One thing to learn about electric power is as the voltage is increase, AC or DC, the amperage used will go down to accomplish the same work.
Lower voltage will increase the amperage needed to accomplish the same work
I don't remember the formula now for figuring out the amps needed with the existing voltage to provide for the watts used to do the work
Amps do the work, not Volts
You have to be careful with that analogy on centrifugal devices like pumps. They are governed by affinity laws.

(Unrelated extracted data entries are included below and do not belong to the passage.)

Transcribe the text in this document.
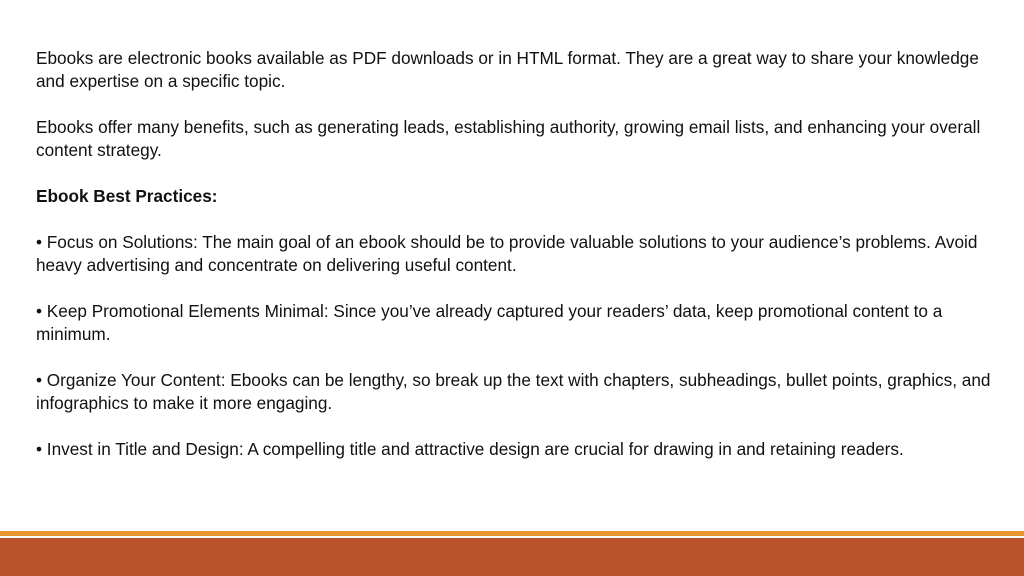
Ebooks are electronic books available as PDF downloads or in HTML format. They are a great way to share your knowledge and expertise on a specific topic.

Ebooks offer many benefits, such as generating leads, establishing authority, growing email lists, and enhancing your overall content strategy.

Ebook Best Practices:

• Focus on Solutions: The main goal of an ebook should be to provide valuable solutions to your audience’s problems. Avoid heavy advertising and concentrate on delivering useful content.

• Keep Promotional Elements Minimal: Since you’ve already captured your readers’ data, keep promotional content to a minimum.

• Organize Your Content: Ebooks can be lengthy, so break up the text with chapters, subheadings, bullet points, graphics, and infographics to make it more engaging.

• Invest in Title and Design: A compelling title and attractive design are crucial for drawing in and retaining readers.
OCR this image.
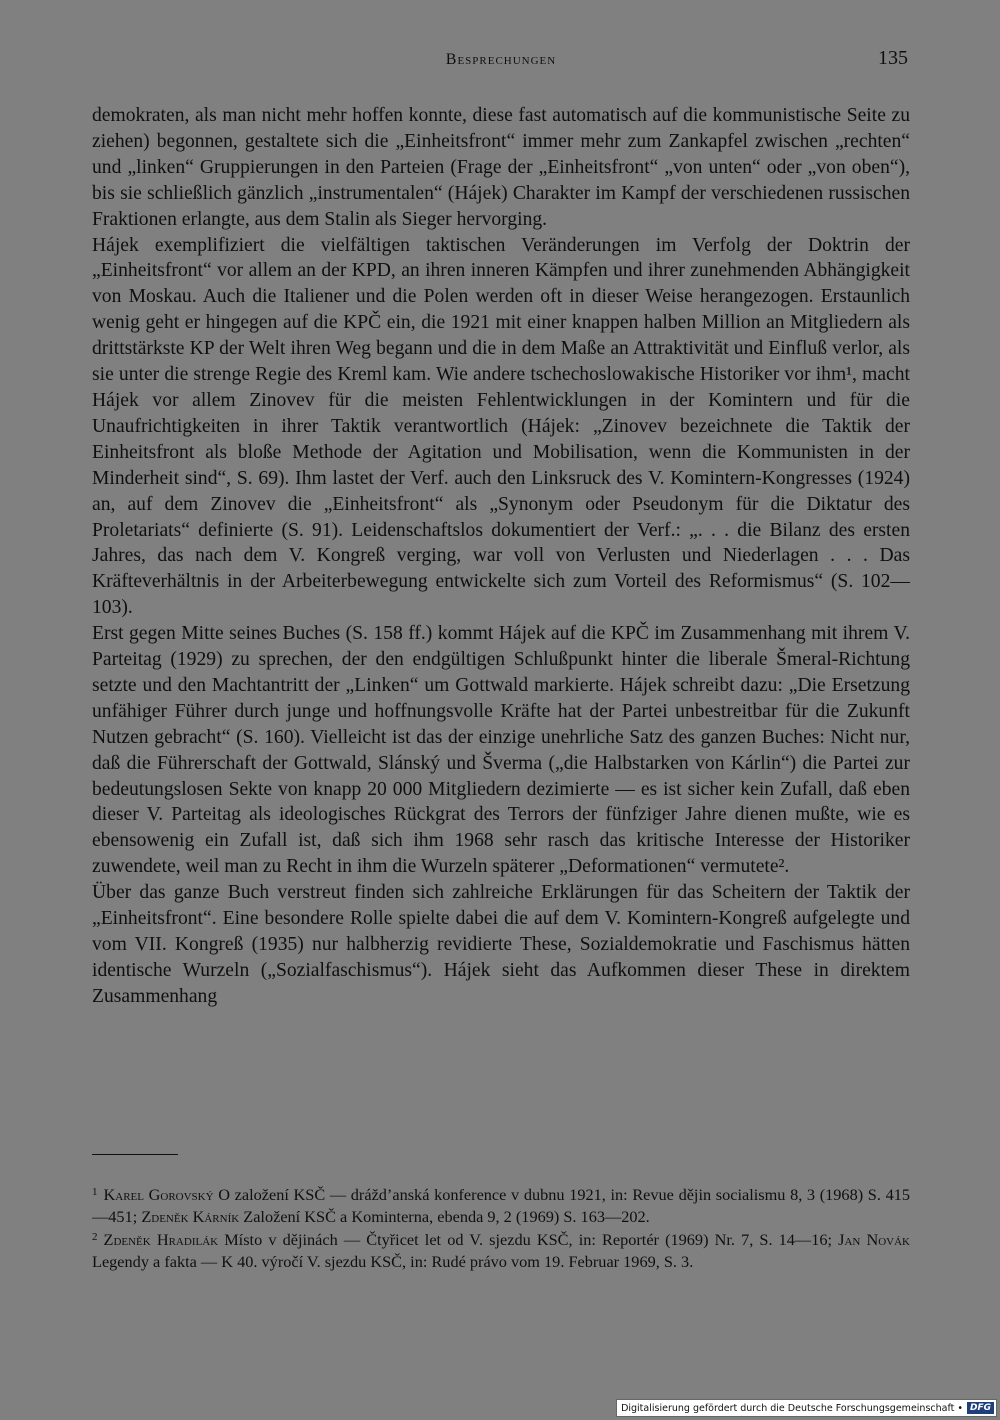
Besprechungen	135

demokraten, als man nicht mehr hoffen konnte, diese fast automatisch auf die kommunistische Seite zu ziehen) begonnen, gestaltete sich die „Einheitsfront“ immer mehr zum Zankapfel zwischen „rechten“ und „linken“ Gruppierungen in den Parteien (Frage der „Einheitsfront“ „von unten“ oder „von oben“), bis sie schließlich gänzlich „instrumentalen“ (Hájek) Charakter im Kampf der verschiedenen russischen Fraktionen erlangte, aus dem Stalin als Sieger hervorging.

Hájek exemplifiziert die vielfältigen taktischen Veränderungen im Verfolg der Doktrin der „Einheitsfront“ vor allem an der KPD, an ihren inneren Kämpfen und ihrer zunehmenden Abhängigkeit von Moskau. Auch die Italiener und die Polen werden oft in dieser Weise herangezogen. Erstaunlich wenig geht er hingegen auf die KPČ ein, die 1921 mit einer knappen halben Million an Mitgliedern als drittstärkste KP der Welt ihren Weg begann und die in dem Maße an Attraktivität und Einfluß verlor, als sie unter die strenge Regie des Kreml kam. Wie andere tschechoslowakische Historiker vor ihm¹, macht Hájek vor allem Zinovev für die meisten Fehlentwicklungen in der Komintern und für die Unaufrichtigkeiten in ihrer Taktik verantwortlich (Hájek: „Zinovev bezeichnete die Taktik der Einheitsfront als bloße Methode der Agitation und Mobilisation, wenn die Kommunisten in der Minderheit sind“, S. 69). Ihm lastet der Verf. auch den Linksruck des V. Komintern-Kongresses (1924) an, auf dem Zinovev die „Einheitsfront“ als „Synonym oder Pseudonym für die Diktatur des Proletariats“ definierte (S. 91). Leidenschaftslos dokumentiert der Verf.: „. . . die Bilanz des ersten Jahres, das nach dem V. Kongreß verging, war voll von Verlusten und Niederlagen . . . Das Kräfteverhältnis in der Arbeiterbewegung entwickelte sich zum Vorteil des Reformismus“ (S. 102—103).

Erst gegen Mitte seines Buches (S. 158 ff.) kommt Hájek auf die KPČ im Zusammenhang mit ihrem V. Parteitag (1929) zu sprechen, der den endgültigen Schlußpunkt hinter die liberale Šmeral-Richtung setzte und den Machtantritt der „Linken“ um Gottwald markierte. Hájek schreibt dazu: „Die Ersetzung unfähiger Führer durch junge und hoffnungsvolle Kräfte hat der Partei unbestreitbar für die Zukunft Nutzen gebracht“ (S. 160). Vielleicht ist das der einzige unehrliche Satz des ganzen Buches: Nicht nur, daß die Führerschaft der Gottwald, Slánský und Šverma („die Halbstarken von Kárlin“) die Partei zur bedeutungslosen Sekte von knapp 20 000 Mitgliedern dezimierte — es ist sicher kein Zufall, daß eben dieser V. Parteitag als ideologisches Rückgrat des Terrors der fünfziger Jahre dienen mußte, wie es ebensowenig ein Zufall ist, daß sich ihm 1968 sehr rasch das kritische Interesse der Historiker zuwendete, weil man zu Recht in ihm die Wurzeln späterer „Deformationen“ vermutete².

Über das ganze Buch verstreut finden sich zahlreiche Erklärungen für das Scheitern der Taktik der „Einheitsfront“. Eine besondere Rolle spielte dabei die auf dem V. Komintern-Kongreß aufgelegte und vom VII. Kongreß (1935) nur halbherzig revidierte These, Sozialdemokratie und Faschismus hätten identische Wurzeln („Sozialfaschismus“). Hájek sieht das Aufkommen dieser These in direktem Zusammenhang

$^1$ Karel Gorovský O založení KSČ — drážd’anská konference v dubnu 1921, in: Revue dějin socialismu 8, 3 (1968) S. 415—451; Zdeněk Kárník Založení KSČ a Kominterna, ebenda 9, 2 (1969) S. 163—202.

$^2$ Zdeněk Hradilák Místo v dějinách — Čtyřicet let od V. sjezdu KSČ, in: Reportér (1969) Nr. 7, S. 14—16; Jan Novák Legendy a fakta — K 40. výročí V. sjezdu KSČ, in: Rudé právo vom 19. Februar 1969, S. 3.

Digitalisierung gefördert durch die Deutsche Forschungsgemeinschaft • DFG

Affinity laws state that the flow is the square of the speed and the hp required is the cube of the flow. In a DC motor, speed is proportional to voltage. So drop the voltage the hp drops a lot so amps actually go down. Also a motor is a torque matching device so it does not follow ohm's law.
Ignoring losses, assume a water or fuel pump draws 10 amps @ 16 volts. That equals to 160 watts.
Drop the voltage to 12 volts, voltage drops 25%, the flow drops to 56.25% of previous flow and horsepower drops 42.19% of previous hp (67.5 watts). So 67.5/12 = 5.62 amps.
So in this case when the voltage drops from 16 to 12 volts the amps actually drop from 10 to 5.62 amps and you have 56.25% of the original flow. Pretty sure my math is right. Results would not be exact due to losses and some other considerations, but it won't be that far off.
It also works the other direction. When I went from a 50 to a 120 amp alternator, my running voltage went from around 11.8 to just under 14 volts. I dropped over 20 degrees returning to the pits after a run because of these laws. My amp requirement went up a lot!